Small government contractors can lead job creation

Small businesses – including the majority of defense contractors – are capable and willing to lead the charge of job creation and economic recovery. We just need support, not accusations and more barriers.

The discussion of how to create jobs now that the recession is waning appears to be missing the obvious. Although unemployment numbers are a lagging indicator of a recession and therefore poor numbers should be expected even as the economy recovers, government pundits fail to realize that creating incentives for small businesses to hire workers is the fastest way to encourage new growth and jobs.

In the latest move, the Obama administration is looking to provide loans and tax breaks to small businesses, nonsensically on the heels of initiating policies that will dramatically increase taxes on those same small businesses.

Routinely the media and politicians vilify financial institutions for ripping off the public, insurance companies for making excessive profits on health care, and multi-national corporations for dodging U.S. taxes. This demonization serves as a basis for increasing taxes on the wealthy and changing some government contract workers into federal government employees.

Small business owners are then expected to fund stimulus packages, bailouts of incompetent auto companies, health care reform or whatever else the government can justify in the name of “recovery.”

Let’s keep it simple. Small businesses – including the majority of defense contractors – are capable and willing to lead the charge of job creation and economic recovery. We just need support, not accusations and more barriers. The economy makes reducing unemployment tough enough. An unfriendly political environment for business keeps us from doing what we would otherwise be busy doing, creating jobs.

Don’t let the facts escape the debate

All the talk about the power of big companies and big government being the keys to growth fails to grasp reality. Consider these facts as posted by the National Federation of Independent Business:

  • Small business produce roughly half the private Gross Domestic Product and creates on average about two-thirds of net new jobs annually.
  • Small businesses are the greatest source of new employment in inner cities, comprising more than 99 percent of establishments and 80 percent of total employment.
  • American small business is the world’s second largest economy, trailing only that of the United States as a whole.
  • Small businesses employ more than half of all private sector employees.
  • Small businesses represent 99.7 percent of all employers.
  • Women-owned businesses have grown at about twice the rate of all firms; and minority-owned firms have grown at about four times the rate of all firms.

Small businesses are the answer

The fact is small businesses consistently drive more growth, more jobs and more new ideas. And most of that is not paid for by large government or financial institutions but by the company founders or private equity financing.

This growth provides far greater career opportunity for younger employees without the seniority and time-in-service requirements of government workers or large company bureaucracies.

Small businesses often find innovative ways to create value in a static market, opening job opportunities that did not previously exist. Moreover, these organizations often are the first to hire in a growing economy, eager to expand to a new customer base and unrestricted by multi-year strategic hiring plans that bind large companies.

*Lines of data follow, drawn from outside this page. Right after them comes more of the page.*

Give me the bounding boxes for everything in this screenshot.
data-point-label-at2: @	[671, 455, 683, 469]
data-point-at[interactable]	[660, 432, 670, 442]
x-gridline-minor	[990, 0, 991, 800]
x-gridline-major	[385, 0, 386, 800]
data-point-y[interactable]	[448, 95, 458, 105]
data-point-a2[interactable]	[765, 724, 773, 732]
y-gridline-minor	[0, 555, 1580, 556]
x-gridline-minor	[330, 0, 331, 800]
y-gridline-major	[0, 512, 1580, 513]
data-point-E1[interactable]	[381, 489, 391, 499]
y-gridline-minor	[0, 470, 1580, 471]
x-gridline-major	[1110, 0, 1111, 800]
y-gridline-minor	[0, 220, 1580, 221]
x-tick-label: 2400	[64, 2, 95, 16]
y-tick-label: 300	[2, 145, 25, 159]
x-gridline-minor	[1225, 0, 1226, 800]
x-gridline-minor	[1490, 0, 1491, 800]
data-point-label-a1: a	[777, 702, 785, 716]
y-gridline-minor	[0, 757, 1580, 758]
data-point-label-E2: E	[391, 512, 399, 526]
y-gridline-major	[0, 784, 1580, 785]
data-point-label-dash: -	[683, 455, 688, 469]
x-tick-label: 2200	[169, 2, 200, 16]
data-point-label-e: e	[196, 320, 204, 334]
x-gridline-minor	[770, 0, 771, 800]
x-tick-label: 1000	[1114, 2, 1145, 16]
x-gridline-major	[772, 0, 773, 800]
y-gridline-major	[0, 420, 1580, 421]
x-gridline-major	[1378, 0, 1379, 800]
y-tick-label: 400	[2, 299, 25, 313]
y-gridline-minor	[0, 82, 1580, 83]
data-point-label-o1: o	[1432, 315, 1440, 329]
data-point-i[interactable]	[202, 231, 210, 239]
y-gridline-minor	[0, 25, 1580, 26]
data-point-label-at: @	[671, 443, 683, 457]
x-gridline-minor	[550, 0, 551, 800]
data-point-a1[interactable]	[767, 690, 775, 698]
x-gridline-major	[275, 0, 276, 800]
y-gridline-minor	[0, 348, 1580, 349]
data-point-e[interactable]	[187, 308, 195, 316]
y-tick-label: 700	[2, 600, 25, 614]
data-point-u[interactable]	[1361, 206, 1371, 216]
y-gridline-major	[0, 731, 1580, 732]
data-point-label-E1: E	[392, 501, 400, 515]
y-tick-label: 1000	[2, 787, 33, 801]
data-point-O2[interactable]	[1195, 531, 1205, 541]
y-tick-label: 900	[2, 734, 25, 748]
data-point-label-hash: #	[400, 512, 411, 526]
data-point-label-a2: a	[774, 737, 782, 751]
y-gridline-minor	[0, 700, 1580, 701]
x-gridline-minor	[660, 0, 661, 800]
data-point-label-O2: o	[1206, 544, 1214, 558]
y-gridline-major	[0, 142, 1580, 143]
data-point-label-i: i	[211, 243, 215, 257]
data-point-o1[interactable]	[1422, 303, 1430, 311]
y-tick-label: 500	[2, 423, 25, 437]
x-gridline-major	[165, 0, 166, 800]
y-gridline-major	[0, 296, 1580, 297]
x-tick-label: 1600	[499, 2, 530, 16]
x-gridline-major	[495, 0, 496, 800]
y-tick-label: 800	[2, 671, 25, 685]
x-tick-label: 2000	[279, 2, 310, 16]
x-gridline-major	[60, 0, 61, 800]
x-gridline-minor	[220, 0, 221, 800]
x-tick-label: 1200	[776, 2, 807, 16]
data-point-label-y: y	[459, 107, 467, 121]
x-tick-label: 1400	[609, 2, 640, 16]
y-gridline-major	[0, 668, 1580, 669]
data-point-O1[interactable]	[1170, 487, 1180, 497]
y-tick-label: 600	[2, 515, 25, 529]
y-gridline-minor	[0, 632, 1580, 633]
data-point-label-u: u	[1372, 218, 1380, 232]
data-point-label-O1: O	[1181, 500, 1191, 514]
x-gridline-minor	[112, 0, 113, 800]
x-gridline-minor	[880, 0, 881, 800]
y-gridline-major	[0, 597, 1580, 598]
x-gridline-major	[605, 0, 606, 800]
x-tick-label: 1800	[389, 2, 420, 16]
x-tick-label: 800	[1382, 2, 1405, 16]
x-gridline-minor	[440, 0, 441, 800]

Many small business owners I know that have downsized are holding off on expanding not because they fear a deepening recession, but because they expect increased taxes and costs.

The "surcharge on the wealthy" in the health care reform bill as passed by the House, in addition to allowing previous tax cuts to expire, will raise the top tax rate in some states to over 60 percent. And, yes, to preempt the obvious jejune argument, money spent by a business for growth doesn’t get taxed, but the company first must accumulate the cash before spending it (unless it simply lives hand to mouth).

Nevertheless, all business profits are taxed, regardless of whether they are intended for growth or not.

The current trend in government to in-source previously contracted positions is also a step in the wrong direction if job creation is the goal.

Successful companies that employ good people can stand as a virtuous cycle in the creation of new opportunities, the development of innovative intellectual property, and the generation of jobs.

But the same workers in a government position always will be paid for by the taxpayer, in a culture where spending every dime of an annual budget is the key to success rather than developing ways to achieve the same goal using less capital.

As an example, look at the desire to take the so-called saved money from the unspent TARP funds and spend it on other programs rather than paying down the deficit or reducing the proposed tax increases.

The bottom line is small businesses as a whole are in a critical position to lead or lag the nation in creating job opportunities.

So while political pundits and media talking heads argue incessantly over the “solution,” those of us who have started companies through hard work and personal risk will press on, knowing that the fate of the current economy will be decided by individual actions more than by large government bureaucracies. Such has always been the American way.

So don’t mind us while we get ourselves and others to work. Just don’t keep us from doing what we do best by taxing or federalizing us into stagnation.